Tests are automatically detected and run with nose. To run them, use the nosetests script that was made available when nose was installed and run nosetests in the code directory so that the tests can find the implementation code.

Note that one of the tests will generate a matplotlib image in a new window and the window will need to be closed for the tests to continue.

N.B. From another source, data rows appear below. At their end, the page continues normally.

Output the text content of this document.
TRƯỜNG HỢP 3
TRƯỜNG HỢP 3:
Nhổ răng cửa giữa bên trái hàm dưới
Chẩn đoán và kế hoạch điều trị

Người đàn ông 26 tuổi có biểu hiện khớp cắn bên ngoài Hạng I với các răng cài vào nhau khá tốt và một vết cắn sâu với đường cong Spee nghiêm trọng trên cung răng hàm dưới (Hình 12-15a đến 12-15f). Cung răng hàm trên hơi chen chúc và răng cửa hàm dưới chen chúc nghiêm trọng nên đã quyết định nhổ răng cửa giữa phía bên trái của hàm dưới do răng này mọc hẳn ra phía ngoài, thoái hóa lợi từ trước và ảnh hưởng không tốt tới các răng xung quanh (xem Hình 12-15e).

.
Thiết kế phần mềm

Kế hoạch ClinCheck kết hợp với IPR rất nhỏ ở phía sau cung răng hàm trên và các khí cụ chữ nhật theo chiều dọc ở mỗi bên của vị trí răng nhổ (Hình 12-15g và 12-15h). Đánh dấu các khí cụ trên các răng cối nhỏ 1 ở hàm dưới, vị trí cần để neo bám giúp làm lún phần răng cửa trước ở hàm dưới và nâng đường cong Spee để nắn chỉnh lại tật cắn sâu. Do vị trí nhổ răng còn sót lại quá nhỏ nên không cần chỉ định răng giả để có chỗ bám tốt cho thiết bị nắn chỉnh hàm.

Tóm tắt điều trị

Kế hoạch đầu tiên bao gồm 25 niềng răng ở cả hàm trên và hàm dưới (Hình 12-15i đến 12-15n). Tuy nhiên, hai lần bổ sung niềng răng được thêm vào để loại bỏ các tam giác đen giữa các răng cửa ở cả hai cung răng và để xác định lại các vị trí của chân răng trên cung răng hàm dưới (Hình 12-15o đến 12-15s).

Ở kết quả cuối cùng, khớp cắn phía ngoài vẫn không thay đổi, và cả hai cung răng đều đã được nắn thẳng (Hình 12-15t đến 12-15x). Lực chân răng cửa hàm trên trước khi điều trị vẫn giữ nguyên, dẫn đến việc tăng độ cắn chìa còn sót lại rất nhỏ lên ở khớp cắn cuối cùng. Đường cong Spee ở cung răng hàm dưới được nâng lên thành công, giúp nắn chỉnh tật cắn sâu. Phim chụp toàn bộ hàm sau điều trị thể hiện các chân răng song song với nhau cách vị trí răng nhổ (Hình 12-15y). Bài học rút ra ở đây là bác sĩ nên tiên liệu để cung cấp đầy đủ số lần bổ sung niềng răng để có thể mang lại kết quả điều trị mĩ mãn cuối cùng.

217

Start in the root directory where you have cloned the ThinkStats2 repository and run for Python 2.7 --

  • conda activate thinkstats2-py27
  • cd code
  • nosetests

And then for Python 3.6 --

  • conda activate thinkstats2-py36
  • cd code
  • nosetests
Pull Requests
  • Make sure the test suite passes on your computer. To do so, run nosetests in the code directory.
  • Please reference relevant Github issues in your commit message using GH1234 or #1234.
  • Keep style fixes to a separate commit to make your PR more readable.
  • Docstrings ideally follow the sphinx autodoc
  • Write tests.
  • When you start working on a PR, start by creating a new branch pointing at the latest commit on github master.
  • The ThinkStats2 copyright policy is detailed in the ThinkStats2 LICENSE.

More developer docs

  • We are working on it.

Meta

Note, this contributing file was adapted from the one at the pyrk repo which was adapted from the one at the pandas repo. Thanks pyrk and pandas!